After five months they let the Hit King out of prison and move him to a halfway house in Cincinnati. He isn't exactly free yet, but at least he can roam around. His life is almost his own again. Practically the first thing he does, he gets on the telephone and calls his son and tells him he's dying for a Big Mac and fries.
"All right," replies the son. "No problem, Dad."
They agree to meet at a sports mall in town. It's an amusement park of sorts with, among other things, batting cages where you pay to challenge machines that fire baseballs. The Hit King and his son embrace when they see each other.
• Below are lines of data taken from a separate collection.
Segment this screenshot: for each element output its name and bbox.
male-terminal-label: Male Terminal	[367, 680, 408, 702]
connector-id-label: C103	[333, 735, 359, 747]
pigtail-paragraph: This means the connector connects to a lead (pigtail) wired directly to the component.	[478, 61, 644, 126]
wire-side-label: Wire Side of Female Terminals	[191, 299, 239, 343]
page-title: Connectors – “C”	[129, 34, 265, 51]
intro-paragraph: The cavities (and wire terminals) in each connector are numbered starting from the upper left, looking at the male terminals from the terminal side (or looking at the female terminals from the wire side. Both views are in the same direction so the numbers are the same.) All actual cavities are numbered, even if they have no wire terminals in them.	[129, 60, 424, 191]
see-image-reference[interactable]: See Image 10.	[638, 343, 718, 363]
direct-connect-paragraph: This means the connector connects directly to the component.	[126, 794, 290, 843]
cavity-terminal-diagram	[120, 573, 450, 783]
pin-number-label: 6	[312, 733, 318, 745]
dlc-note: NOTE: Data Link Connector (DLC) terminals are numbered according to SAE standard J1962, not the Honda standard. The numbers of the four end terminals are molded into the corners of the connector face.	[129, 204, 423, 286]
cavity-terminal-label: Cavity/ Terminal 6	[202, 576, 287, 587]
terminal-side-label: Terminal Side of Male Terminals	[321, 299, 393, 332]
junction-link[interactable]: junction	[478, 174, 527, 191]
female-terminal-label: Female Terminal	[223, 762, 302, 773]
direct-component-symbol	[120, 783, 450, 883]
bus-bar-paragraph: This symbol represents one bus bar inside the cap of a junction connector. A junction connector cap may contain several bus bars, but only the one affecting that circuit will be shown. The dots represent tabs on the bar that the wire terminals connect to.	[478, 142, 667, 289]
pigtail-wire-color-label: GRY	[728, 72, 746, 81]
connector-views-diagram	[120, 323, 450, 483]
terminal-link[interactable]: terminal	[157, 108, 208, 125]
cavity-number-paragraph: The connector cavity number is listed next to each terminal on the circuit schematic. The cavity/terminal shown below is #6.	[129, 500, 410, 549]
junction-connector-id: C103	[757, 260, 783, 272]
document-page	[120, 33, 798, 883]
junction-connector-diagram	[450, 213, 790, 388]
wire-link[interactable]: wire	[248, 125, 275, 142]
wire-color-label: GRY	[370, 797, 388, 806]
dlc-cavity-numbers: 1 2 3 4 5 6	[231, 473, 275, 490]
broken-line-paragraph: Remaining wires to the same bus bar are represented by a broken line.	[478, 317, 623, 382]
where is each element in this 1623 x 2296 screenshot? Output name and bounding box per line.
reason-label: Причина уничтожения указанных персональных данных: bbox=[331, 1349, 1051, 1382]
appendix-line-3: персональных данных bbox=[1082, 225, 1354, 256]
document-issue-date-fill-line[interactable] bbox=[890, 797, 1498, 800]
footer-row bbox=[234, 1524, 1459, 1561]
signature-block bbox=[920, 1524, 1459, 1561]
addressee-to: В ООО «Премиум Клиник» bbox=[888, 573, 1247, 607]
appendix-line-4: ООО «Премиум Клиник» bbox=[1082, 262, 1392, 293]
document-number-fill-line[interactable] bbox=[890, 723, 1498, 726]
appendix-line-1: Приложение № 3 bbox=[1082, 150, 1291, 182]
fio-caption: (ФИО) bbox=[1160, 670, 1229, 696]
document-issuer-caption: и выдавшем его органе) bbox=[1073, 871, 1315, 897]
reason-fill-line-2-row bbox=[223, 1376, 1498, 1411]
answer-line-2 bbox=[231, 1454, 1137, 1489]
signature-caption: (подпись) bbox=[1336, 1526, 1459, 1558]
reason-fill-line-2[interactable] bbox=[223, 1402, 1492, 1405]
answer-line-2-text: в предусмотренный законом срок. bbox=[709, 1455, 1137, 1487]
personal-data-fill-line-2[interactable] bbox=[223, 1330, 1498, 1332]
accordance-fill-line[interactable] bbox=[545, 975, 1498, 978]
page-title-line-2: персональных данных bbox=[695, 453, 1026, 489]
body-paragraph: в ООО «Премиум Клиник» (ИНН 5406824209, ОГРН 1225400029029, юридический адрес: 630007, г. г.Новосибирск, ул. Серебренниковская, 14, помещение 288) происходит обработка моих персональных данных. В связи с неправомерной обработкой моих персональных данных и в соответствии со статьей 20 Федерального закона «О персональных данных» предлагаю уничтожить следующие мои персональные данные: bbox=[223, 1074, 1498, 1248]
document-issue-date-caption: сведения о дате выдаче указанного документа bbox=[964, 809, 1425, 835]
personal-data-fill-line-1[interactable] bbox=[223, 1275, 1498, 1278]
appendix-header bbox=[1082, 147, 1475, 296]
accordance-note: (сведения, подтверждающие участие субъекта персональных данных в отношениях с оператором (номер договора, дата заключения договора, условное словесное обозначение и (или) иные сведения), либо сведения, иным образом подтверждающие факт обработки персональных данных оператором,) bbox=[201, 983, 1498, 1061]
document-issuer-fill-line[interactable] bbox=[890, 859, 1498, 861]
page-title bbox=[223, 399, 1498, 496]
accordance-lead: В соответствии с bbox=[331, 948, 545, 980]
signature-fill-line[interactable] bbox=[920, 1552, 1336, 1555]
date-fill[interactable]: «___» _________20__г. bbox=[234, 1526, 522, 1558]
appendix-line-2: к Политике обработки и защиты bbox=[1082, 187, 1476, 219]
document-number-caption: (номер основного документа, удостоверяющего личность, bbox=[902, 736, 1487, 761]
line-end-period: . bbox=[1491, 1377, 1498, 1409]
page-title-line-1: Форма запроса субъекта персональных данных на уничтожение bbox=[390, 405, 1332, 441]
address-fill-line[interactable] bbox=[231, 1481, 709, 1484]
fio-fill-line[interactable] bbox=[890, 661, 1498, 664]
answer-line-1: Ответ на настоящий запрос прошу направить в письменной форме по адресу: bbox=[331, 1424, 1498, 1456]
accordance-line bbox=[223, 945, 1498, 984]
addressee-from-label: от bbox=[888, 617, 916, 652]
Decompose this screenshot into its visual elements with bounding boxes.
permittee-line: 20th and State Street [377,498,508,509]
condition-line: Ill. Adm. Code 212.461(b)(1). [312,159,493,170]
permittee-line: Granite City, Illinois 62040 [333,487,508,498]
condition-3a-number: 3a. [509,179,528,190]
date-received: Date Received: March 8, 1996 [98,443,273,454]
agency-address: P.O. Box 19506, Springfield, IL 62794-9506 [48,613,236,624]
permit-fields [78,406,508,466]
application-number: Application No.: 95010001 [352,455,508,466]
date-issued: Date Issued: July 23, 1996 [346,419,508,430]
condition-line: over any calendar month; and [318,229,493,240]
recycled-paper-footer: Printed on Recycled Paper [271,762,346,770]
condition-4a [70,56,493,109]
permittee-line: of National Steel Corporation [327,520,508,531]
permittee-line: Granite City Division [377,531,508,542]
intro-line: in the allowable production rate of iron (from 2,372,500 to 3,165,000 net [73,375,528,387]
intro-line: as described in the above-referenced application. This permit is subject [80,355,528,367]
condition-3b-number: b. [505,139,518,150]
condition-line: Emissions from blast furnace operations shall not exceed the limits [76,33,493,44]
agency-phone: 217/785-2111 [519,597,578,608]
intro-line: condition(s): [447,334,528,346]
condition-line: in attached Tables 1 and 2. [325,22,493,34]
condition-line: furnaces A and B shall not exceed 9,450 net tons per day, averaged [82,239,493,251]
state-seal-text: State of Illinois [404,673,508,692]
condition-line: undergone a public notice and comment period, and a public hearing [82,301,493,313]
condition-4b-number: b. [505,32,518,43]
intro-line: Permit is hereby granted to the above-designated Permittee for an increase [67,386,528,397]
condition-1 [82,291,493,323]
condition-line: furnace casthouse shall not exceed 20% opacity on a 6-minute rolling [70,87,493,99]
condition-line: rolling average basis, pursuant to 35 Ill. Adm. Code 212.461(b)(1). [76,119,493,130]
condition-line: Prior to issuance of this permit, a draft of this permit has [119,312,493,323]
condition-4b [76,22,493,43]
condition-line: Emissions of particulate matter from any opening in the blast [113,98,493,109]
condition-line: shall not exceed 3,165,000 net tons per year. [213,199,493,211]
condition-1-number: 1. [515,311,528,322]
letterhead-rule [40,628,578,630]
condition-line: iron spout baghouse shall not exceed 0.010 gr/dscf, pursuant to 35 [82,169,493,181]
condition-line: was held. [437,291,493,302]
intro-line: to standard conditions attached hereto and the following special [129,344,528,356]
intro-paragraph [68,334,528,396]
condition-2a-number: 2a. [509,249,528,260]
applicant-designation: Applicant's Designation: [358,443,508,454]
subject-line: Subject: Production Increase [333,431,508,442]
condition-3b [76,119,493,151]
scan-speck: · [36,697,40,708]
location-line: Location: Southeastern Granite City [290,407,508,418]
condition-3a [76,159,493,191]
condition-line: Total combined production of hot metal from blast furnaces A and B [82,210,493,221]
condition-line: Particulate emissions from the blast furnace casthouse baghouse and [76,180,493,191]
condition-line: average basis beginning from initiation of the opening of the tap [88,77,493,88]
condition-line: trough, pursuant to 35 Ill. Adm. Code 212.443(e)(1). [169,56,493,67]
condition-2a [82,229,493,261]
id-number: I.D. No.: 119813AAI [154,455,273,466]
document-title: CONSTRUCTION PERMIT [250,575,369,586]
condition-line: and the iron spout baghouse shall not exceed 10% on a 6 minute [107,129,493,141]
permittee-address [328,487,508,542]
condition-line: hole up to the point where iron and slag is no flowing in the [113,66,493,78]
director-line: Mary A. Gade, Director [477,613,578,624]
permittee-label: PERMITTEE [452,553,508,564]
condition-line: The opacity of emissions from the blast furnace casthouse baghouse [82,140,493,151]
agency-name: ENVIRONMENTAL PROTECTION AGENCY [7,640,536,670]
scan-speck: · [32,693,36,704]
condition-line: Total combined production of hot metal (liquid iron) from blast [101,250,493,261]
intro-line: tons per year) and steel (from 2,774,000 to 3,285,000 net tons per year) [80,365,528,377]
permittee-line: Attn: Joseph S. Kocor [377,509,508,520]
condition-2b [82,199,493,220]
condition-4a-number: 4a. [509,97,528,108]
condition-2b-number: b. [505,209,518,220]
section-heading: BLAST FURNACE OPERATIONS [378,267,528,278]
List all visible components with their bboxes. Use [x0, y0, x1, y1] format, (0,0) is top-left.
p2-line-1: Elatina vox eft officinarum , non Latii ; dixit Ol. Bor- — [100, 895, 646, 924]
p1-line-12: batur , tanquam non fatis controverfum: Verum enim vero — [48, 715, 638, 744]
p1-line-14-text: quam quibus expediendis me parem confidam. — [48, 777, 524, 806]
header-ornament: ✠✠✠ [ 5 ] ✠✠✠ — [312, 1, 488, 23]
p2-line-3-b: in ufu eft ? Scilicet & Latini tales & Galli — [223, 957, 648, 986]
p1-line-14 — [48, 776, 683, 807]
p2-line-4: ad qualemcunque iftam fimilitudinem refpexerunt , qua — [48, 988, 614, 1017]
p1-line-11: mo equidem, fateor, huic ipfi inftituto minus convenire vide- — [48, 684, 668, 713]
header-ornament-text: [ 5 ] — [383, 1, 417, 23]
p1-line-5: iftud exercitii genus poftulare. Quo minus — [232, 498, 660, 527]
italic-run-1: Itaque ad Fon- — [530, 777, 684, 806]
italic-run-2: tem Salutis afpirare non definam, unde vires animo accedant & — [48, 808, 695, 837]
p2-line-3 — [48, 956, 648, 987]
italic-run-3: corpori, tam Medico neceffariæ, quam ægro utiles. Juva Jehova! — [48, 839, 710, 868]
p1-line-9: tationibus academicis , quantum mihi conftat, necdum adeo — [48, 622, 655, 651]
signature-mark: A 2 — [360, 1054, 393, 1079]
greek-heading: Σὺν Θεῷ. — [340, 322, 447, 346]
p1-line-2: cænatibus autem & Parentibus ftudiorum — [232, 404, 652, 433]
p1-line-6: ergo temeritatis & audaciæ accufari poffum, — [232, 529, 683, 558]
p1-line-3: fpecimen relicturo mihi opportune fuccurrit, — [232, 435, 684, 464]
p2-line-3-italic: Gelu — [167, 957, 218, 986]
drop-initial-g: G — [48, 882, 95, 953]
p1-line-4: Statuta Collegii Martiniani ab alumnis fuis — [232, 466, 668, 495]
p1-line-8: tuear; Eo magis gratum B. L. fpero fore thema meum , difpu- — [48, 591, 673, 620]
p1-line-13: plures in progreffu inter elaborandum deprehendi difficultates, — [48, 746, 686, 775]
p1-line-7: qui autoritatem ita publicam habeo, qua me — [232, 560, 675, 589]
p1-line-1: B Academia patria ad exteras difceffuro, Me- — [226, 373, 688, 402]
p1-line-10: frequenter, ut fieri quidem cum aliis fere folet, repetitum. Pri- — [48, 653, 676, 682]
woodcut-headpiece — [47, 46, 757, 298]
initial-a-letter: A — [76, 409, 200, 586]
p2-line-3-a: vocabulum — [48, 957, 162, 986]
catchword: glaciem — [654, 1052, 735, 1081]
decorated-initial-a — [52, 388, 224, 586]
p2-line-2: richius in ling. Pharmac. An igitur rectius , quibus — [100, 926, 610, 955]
The boy can feel something drubbing hugely in his throat, keeping time with his heart. When the Hit King finishes eating, they walk to one of the batting cages. It's way in back: the one that throws 80-mph fastballs, the highest speed offered by any of the machines. "Turn that damn thing on, Jay," the Hit King barks to the fellow who runs the place.
Who can guess how long it's been since he stood in a batter's box and took a swing? Years, the boy would estimate.
The Hit King gets a bat and goes to stand at the plate. He looks the way he did in the old days, before the world came to know him as a gambler and a tax cheat. He again could be baseball's greatest star, its most prolific hitter, the workingman's hero, adored for how he scrapped and hustled. He crouches over, with his feet set shoulder length apart, the bat held steady, his thick, blunt hands gripping the handle, a gaze of bitter defiance on his face.
The machine hums and spits a hard one. The Hit King steps forward, and the bat whips around and lets go a crack, and the ball flies on a bead and clanks noisily against the contraption from which it sprang. A clutch of people witness the demonstration, and none of them doubt that the studbolt in the cage is Pete Rose.
"He could get a hit off God," the boy mutters to himself. "God could be on the mound, and he'd still get a hit."
The Hit King looks up to the heavens with as much curiosity as contempt, then over at the boy, Pete Rose Jr., whose flesh has suddenly gone cold with chills. "Gentlemen, some things never change," the Hit King announces in a voice way louder than usual.
He lets the bat fall to the ground and strides out of the cage, the boy closely following.
Well, maybe he really wasn't a boy. After all, Pete Rose Jr. was 21 then, in 1991, and a professional ballplayer himself, though one banging around minor league towns such as Erie and Frederick, South Bend and Kinston. Maybe it's the Junior that brings to mind a child, less than equal to the Senior who sired him.